The Red River is where some of the missing end up.
In 2003, an arm and a leg belonging to Felicia Osborne were pulled from the river, three months after she disappeared. She was 16.
On this day, Kematch is joined by Melvin Pangman, who lost a nephew to suicide in the river.
"I heard of a group called Drag The Red and I gave them a call and Kyle was there immediately. And he searched right until my nephew came out of this water, and ever since then I've been helping him."
Pangman's daughter, Kayleen McKay, raised more than $14,000 in May, running 450 kilometres from Duck Bay to Winnipeg.

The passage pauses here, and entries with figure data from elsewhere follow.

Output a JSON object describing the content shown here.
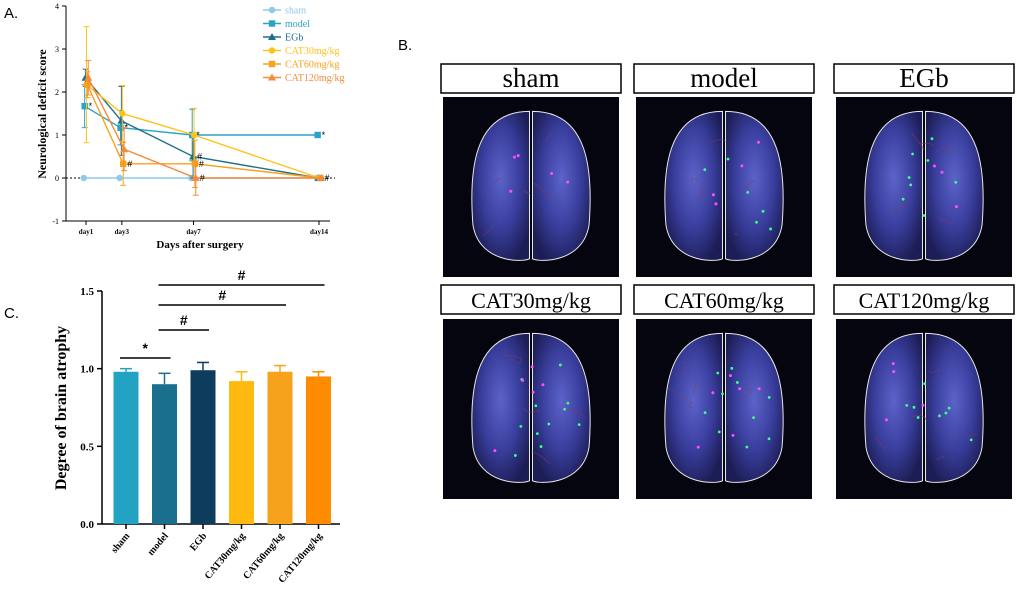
{
  "panel_labels": {
    "a": "A.",
    "b": "B.",
    "c": "C."
  },
  "chart_data": [
    {
      "type": "line",
      "title": "",
      "xlabel": "Days after surgery",
      "ylabel": "Neurological deficit score",
      "categories": [
        "day1",
        "day3",
        "day7",
        "day14"
      ],
      "x": [
        1,
        3,
        7,
        14
      ],
      "ylim": [
        -1,
        4
      ],
      "yticks": [
        -1,
        0,
        1,
        2,
        3,
        4
      ],
      "legend_position": "top-right",
      "reference_line": 0,
      "series": [
        {
          "name": "sham",
          "color": "#8ec9ea",
          "marker": "circle",
          "values": [
            0,
            0,
            0,
            0
          ],
          "err": [
            0,
            0,
            0,
            0
          ],
          "marks": [
            "",
            "",
            "",
            ""
          ]
        },
        {
          "name": "model",
          "color": "#2aa3c4",
          "marker": "square",
          "values": [
            1.67,
            1.17,
            1.0,
            1.0
          ],
          "err": [
            0.5,
            0.4,
            0.6,
            0
          ],
          "marks": [
            "*",
            "*",
            "*",
            "*"
          ]
        },
        {
          "name": "EGb",
          "color": "#1f6e8c",
          "marker": "triangle",
          "values": [
            2.33,
            1.33,
            0.5,
            0.0
          ],
          "err": [
            0.2,
            0.8,
            0.5,
            0
          ],
          "marks": [
            "",
            "",
            "#",
            ""
          ]
        },
        {
          "name": "CAT30mg/kg",
          "color": "#ffc21a",
          "marker": "circle",
          "values": [
            2.17,
            1.5,
            1.0,
            0.0
          ],
          "err": [
            1.35,
            0.65,
            0.62,
            0
          ],
          "marks": [
            "",
            "",
            "",
            ""
          ]
        },
        {
          "name": "CAT60mg/kg",
          "color": "#f7a21c",
          "marker": "square",
          "values": [
            2.17,
            0.33,
            0.33,
            0.0
          ],
          "err": [
            0.3,
            0.5,
            0.55,
            0
          ],
          "marks": [
            "",
            "#",
            "#",
            "#"
          ]
        },
        {
          "name": "CAT120mg/kg",
          "color": "#f48a3a",
          "marker": "triangle",
          "values": [
            2.33,
            0.67,
            0.0,
            0.0
          ],
          "err": [
            0.4,
            0.5,
            0.4,
            0
          ],
          "marks": [
            "",
            "",
            "#",
            ""
          ]
        }
      ]
    },
    {
      "type": "bar",
      "title": "",
      "xlabel": "",
      "ylabel": "Degree of brain atrophy",
      "categories": [
        "sham",
        "model",
        "EGb",
        "CAT30mg/kg",
        "CAT60mg/kg",
        "CAT120mg/kg"
      ],
      "values": [
        0.98,
        0.9,
        0.99,
        0.92,
        0.98,
        0.95
      ],
      "err": [
        0.02,
        0.07,
        0.05,
        0.06,
        0.04,
        0.03
      ],
      "colors": [
        "#22a3c4",
        "#1a6e8e",
        "#0e3c5d",
        "#ffb90f",
        "#f7a21c",
        "#ff8c00"
      ],
      "ylim": [
        0,
        1.5
      ],
      "yticks": [
        "0.0",
        "0.5",
        "1.0",
        "1.5"
      ],
      "significance": [
        {
          "from": "sham",
          "to": "model",
          "label": "*"
        },
        {
          "from": "model",
          "to": "EGb",
          "label": "#"
        },
        {
          "from": "model",
          "to": "CAT60mg/kg",
          "label": "#"
        },
        {
          "from": "model",
          "to": "CAT120mg/kg",
          "label": "#"
        }
      ]
    }
  ],
  "brain_panels": [
    {
      "label": "sham"
    },
    {
      "label": "model"
    },
    {
      "label": "EGb"
    },
    {
      "label": "CAT30mg/kg"
    },
    {
      "label": "CAT60mg/kg"
    },
    {
      "label": "CAT120mg/kg"
    }
  ]
}
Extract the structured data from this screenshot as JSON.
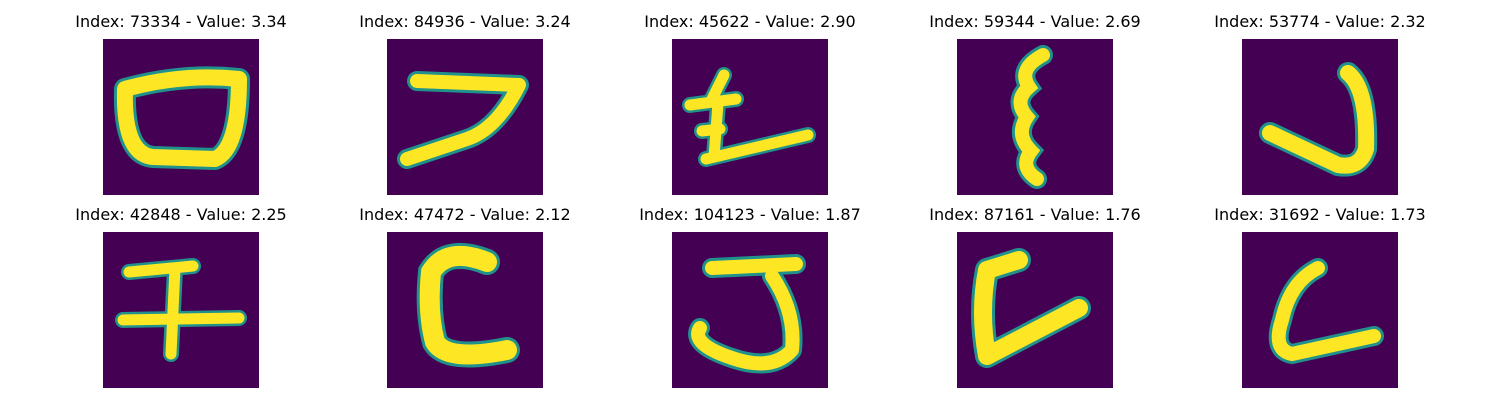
{
  "colors": {
    "background": "#440154",
    "stroke": "#fde725",
    "edge": "#21918c"
  },
  "panels": [
    {
      "title": "Index: 73334 - Value: 3.34",
      "index": 73334,
      "value": 3.34,
      "icon": "glyph-zero"
    },
    {
      "title": "Index: 84936 - Value: 3.24",
      "index": 84936,
      "value": 3.24,
      "icon": "glyph-seven"
    },
    {
      "title": "Index: 45622 - Value: 2.90",
      "index": 45622,
      "value": 2.9,
      "icon": "glyph-kanji-like"
    },
    {
      "title": "Index: 59344 - Value: 2.69",
      "index": 59344,
      "value": 2.69,
      "icon": "glyph-vertical-squiggle"
    },
    {
      "title": "Index: 53774 - Value: 2.32",
      "index": 53774,
      "value": 2.32,
      "icon": "glyph-j"
    },
    {
      "title": "Index: 42848 - Value: 2.25",
      "index": 42848,
      "value": 2.25,
      "icon": "glyph-cross"
    },
    {
      "title": "Index: 47472 - Value: 2.12",
      "index": 47472,
      "value": 2.12,
      "icon": "glyph-c"
    },
    {
      "title": "Index: 104123 - Value: 1.87",
      "index": 104123,
      "value": 1.87,
      "icon": "glyph-j-hook"
    },
    {
      "title": "Index: 87161 - Value: 1.76",
      "index": 87161,
      "value": 1.76,
      "icon": "glyph-l-wide"
    },
    {
      "title": "Index: 31692 - Value: 1.73",
      "index": 31692,
      "value": 1.73,
      "icon": "glyph-l"
    }
  ]
}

She donated money to Drag The Red so that it could buy a motorboat.
Before getting into the canoe, Pangman — dressed in a jacket and tuque against the cold weather — says he keeps giving his time and energy so that other families of missing people might have hope that their loved ones will be found.
"It's just to give people hope. Really, that's what it's all about — just knowing somebody is out there doing something, trying."